1. Fix ambiguous overlap
Add a disambiguation sentence to each affected tool. Something like: “Use this tool when X. Use [other tool name] when Y.” Make the boundary explicit in the description rather than expecting the model to infer it from context.
2. Fix missing negative constraints
Add one exclusion sentence per tool: “Do not call this tool when the user is asking about X. Use [specific alternative] instead.”
Anthropic’s engineering blog describes refinements alone lifted Claude Sonnet to the SWE-bench state-of-the-art. No model changes. Just better descriptions.
3. Fix misleading parameter names
Rename parameters to match their actual scope. If a parameter only accepts structured record identifiers, name it record_id, not input or query. The name constrains interpretation. This is a one-line change with measurable impact on selection accuracy.
4. Fix indiscriminate calling
Add an explicit capability boundary to the description: “Call this tool only when the answer cannot be determined from conversation context alone.” This reduces unnecessary calls without suppressing the ones that are genuinely needed.
When a tool list grows beyond ten to twelve tools, the architectural fix is to distribute them across specialized sub-agents rather than load all of them into one context window. Each agent gets a narrow, coherent tool set. Selection accuracy improves because the candidate pool is smaller and semantically distinct. This is one of the core reasons single-agent architectures break down under real task complexity.
The description fix and the architectural fix are not alternatives. They work at different scales of the same problem.
For more on the layers that sit around selection, see the Labs pieces on building effective tool-calling functions and running tool-using agents reliably in production.
Building a Tool Selection Eval Before You Ship
Functional tests verify that a tool executes correctly when called. They do not check whether the model selected the correct tool to begin with. These are different failure modes, and only one of them typically gets a dedicated eval in most agent development workflows.
A minimal tool selection eval needs three things:
A fixed sample size or set of representative user inputs/queries. Twenty to thirty is enough to start.
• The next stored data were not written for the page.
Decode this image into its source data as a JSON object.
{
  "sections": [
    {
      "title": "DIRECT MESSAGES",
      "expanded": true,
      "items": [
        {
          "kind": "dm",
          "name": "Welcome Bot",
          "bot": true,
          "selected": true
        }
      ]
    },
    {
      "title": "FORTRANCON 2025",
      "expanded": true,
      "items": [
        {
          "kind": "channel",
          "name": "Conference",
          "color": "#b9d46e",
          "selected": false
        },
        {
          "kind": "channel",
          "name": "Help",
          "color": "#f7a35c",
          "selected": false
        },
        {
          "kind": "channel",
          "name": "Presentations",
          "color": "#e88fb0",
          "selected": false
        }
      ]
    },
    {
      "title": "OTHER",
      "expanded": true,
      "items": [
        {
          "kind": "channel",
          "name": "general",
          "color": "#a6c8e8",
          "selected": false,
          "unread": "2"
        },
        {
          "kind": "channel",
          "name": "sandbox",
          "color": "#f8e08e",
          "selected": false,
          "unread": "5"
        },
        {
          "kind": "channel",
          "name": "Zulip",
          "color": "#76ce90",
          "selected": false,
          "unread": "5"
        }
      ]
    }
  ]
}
The expected tool call for each input.
A pass/fail check comparing actual model output against the expected tool name and, where relevant, the expected parameter values.
Run it every time you change a description, add a tool, or switch models. Selection behavior shifts across versions, and catching those regressions early is the point. Adaline’s evaluate loop is built for exactly this: running selection evals against your agent’s live tool configuration and surfacing regressions before they ship.
Wrong tool calls are a description problem, not a reasoning problem. The model is following the signals you gave it, and those signals are ambiguous. Write cleaner descriptions, add explicit exclusion boundaries, and build a selection eval before you ship. The model you have is capable enough. The bottleneck is the interface you gave it.